The physical process of childbirth requires a significant transformation of the reproductive anatomy to allow the passage of the baby. At the heart of this change is cervical dilation, the widening of the opening of the uterus. This progression is systematically monitored by healthcare providers to track labor and ensure the safety of both the person giving birth and the baby. The first stage of labor is defined by the journey from a closed cervix to a fully open one.
Defining Dilation and Effacement
Cervical dilation is the opening of the cervix, the muscular, lower part of the uterus that connects to the vagina. This opening is measured in centimeters (cm), progressing from zero to the ten centimeters required for a vaginal birth. When the cervix is closed, it is firm and long, acting as a protective barrier during pregnancy. Rhythmic, involuntary uterine contractions exert downward pressure, gradually pulling the cervix open.
Dilation is accompanied by effacement, which is the thinning and shortening of the cervix. Effacement is measured in percentages, where zero percent means the cervix is thick and long, and one hundred percent means it has thinned completely. For the baby to pass through the birth canal, the cervix must be one hundred percent effaced and ten centimeters dilated.
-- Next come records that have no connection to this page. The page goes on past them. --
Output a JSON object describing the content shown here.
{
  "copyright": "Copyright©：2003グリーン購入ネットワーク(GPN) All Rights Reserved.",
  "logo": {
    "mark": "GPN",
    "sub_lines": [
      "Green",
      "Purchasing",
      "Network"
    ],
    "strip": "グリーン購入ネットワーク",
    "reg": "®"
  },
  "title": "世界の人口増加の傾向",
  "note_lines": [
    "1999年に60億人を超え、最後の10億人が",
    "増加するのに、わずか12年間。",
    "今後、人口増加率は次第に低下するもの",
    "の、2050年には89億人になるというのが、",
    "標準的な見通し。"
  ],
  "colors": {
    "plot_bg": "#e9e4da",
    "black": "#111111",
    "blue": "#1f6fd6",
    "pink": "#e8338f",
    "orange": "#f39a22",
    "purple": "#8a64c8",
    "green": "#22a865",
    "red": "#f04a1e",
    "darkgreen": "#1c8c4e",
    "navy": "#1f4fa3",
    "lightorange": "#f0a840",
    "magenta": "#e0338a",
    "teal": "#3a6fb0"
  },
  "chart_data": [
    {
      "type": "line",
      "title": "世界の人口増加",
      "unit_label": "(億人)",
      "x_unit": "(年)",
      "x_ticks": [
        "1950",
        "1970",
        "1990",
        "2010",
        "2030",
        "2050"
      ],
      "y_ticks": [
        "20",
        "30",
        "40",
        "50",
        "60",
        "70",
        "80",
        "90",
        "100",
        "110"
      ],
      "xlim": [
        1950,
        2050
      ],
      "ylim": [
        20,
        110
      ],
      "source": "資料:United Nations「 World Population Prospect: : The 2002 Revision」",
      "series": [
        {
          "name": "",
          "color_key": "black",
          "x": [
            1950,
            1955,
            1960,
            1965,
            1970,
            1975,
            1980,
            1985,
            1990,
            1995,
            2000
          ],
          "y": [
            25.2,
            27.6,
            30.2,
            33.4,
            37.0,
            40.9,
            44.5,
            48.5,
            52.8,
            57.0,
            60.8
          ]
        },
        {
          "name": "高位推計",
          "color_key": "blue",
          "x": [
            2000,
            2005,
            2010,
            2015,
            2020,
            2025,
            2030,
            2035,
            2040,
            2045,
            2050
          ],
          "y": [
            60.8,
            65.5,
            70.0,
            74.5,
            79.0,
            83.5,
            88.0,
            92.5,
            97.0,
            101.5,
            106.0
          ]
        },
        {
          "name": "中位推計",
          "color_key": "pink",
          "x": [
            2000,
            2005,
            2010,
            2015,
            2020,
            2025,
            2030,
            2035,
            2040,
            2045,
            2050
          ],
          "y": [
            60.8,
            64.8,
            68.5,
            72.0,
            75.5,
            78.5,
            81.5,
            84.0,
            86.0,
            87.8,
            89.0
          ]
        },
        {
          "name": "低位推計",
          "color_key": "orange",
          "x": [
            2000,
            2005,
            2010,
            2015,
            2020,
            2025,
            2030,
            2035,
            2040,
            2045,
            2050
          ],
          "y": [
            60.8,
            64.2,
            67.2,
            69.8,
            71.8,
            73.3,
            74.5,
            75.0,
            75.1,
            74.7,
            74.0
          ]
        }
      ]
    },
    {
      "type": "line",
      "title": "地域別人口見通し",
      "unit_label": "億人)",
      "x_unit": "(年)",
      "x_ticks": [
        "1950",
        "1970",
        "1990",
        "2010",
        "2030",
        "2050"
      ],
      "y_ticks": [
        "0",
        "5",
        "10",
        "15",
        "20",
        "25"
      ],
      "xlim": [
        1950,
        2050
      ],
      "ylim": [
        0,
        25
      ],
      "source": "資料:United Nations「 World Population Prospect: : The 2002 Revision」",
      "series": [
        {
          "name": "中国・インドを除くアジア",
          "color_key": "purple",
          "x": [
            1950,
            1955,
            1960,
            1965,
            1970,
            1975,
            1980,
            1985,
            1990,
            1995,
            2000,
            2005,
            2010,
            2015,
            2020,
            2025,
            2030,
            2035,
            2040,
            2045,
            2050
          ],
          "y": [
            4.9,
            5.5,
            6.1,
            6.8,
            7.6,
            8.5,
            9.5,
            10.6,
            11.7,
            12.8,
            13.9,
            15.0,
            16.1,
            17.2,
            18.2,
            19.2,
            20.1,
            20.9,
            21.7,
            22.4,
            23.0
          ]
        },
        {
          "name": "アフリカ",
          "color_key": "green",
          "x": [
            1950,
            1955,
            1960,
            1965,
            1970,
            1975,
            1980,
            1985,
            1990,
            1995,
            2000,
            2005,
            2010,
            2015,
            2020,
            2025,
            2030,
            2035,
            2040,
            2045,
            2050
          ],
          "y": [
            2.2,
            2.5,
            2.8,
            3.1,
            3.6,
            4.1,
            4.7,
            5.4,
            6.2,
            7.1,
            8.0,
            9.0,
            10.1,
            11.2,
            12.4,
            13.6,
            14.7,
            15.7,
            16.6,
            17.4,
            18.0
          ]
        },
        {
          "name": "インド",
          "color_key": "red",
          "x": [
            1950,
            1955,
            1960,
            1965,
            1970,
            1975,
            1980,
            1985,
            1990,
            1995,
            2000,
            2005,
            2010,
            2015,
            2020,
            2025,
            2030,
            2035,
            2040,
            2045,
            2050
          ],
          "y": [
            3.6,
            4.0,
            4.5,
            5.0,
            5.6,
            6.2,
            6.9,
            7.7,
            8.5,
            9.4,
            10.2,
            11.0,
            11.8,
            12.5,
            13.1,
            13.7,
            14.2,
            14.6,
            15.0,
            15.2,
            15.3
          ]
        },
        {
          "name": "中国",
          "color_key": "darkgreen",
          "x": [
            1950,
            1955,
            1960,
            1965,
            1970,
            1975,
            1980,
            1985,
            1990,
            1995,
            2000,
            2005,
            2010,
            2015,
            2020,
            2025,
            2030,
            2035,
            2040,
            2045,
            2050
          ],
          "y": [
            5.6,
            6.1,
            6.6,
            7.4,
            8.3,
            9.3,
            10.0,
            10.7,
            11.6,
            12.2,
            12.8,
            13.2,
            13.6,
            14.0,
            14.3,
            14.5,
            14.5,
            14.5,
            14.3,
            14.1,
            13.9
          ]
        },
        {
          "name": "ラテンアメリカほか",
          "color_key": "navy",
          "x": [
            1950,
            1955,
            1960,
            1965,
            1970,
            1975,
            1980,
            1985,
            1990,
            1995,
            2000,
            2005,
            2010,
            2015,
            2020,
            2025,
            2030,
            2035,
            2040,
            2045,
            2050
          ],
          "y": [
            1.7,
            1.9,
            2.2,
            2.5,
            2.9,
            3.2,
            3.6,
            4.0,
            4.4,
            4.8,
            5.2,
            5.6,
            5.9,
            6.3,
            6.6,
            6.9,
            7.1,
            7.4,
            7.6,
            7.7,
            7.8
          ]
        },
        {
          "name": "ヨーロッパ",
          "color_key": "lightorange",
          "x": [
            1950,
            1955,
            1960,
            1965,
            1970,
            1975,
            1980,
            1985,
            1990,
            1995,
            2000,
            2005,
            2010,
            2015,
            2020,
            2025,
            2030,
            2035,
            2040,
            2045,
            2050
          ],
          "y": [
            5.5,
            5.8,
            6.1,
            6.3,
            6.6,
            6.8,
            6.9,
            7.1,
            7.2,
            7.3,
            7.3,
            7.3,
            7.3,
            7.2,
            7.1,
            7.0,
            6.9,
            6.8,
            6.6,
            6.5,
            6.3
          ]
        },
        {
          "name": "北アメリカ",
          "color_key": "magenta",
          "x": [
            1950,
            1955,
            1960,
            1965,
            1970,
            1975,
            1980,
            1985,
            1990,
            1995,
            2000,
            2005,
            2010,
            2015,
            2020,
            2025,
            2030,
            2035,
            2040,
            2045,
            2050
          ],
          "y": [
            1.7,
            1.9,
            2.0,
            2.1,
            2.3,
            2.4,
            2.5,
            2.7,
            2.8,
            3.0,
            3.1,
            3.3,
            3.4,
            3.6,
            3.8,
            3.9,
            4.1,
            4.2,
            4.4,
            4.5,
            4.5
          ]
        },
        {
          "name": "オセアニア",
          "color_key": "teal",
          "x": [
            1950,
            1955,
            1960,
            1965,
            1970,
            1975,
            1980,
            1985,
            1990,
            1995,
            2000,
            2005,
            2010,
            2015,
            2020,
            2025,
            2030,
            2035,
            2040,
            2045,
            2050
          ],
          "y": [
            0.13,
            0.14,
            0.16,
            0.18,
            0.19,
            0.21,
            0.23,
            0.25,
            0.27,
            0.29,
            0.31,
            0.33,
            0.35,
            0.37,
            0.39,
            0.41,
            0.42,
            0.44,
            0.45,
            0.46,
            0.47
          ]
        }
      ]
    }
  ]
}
These two changes, dilation and effacement, are often collectively referred to as cervical ripening. In first-time pregnancies, the cervix typically effaces before it dilates significantly. However, in people who have given birth before, dilation may begin concurrently with effacement, or even slightly before it. The difference between a closed cervix and a fully dilated one represents a major anatomical transformation.
How Dilation is Measured
The assessment of cervical dilation is a routine procedure during labor to gauge its progression. This measurement is most commonly performed through a digital cervical examination, which involves the healthcare provider inserting two gloved fingers into the vagina. By feeling the rim of the cervix, they manually estimate the diameter of the opening.
The measurement is a subjective approximation, relying on the practitioner’s training and the width of their fingers to assess the distance in centimeters. For instance, a cervix that allows one finger to pass is typically estimated as one centimeter, while the full stretch of two fingers across the opening is usually around seven to eight centimeters. Small variations can sometimes occur between different practitioners.
A healthcare provider, such as a doctor, midwife, or nurse, will request consent to perform this check. During active labor, these examinations are generally performed periodically, often every few hours, or when there is a significant change in the pattern of contractions. The results of the examination provide the medical team with vital data to inform decisions about care and to determine when the person is ready to enter the next phase of birth.
The Phases of Labor Progression
The first stage of labor is traditionally divided into three sequential phases based on the degree of dilation. This structured progression provides a framework for understanding the expected timeline and intensity of the birthing process. The initial phase is known as the latent phase, encompassing dilation from zero to approximately six centimeters.
During the latent phase, contractions are typically mild, short, and irregular, sometimes spaced up to twenty minutes apart. This phase is generally the longest and the least predictable, often lasting many hours or even days, particularly for a first labor. The primary work of the body during this time is the softening and effacement of the cervix.
The active phase of labor begins once the cervix has dilated to six centimeters and continues until full dilation at ten centimeters. This phase is defined by a marked acceleration in the rate of dilation. Contractions become noticeably stronger, longer, and much closer together, usually occurring every three to five minutes.
A predictable rate of progress is expected in the active phase, with the cervix typically dilating at least one centimeter per hour. Failure to meet this rate may prompt the healthcare team to consider interventions to encourage progression. The final part of the active phase is the transition phase, occurring as dilation moves from eight to ten centimeters. This phase is the shortest but often the most intense and challenging period of the entire labor. Contractions become overwhelmingly strong, potentially overlapping with very little rest time. This final push to ten centimeters signals the end of the first stage of labor.
What Happens After Full Dilation
The moment the cervix reaches ten centimeters, it is considered fully dilated, marking the conclusion of the first stage of labor. At this point, the cervix is completely retracted, meaning no rim of tissue blocks the baby’s pathway. The body is now ready to begin the second stage of labor, which culminates in the birth of the baby.
Full dilation permits the baby, specifically the head, to descend fully into the pelvic floor and into the birth canal. This descent often creates an intense, involuntary reflex known as the urge to push, which feels similar to the overwhelming need to have a bowel movement. The second stage is focused on maternal expulsive efforts.
The duration of the second stage is highly variable, lasting from a few minutes to several hours. The healthcare team will coach the person on effective pushing techniques and monitor the baby’s position and heart rate until the final delivery.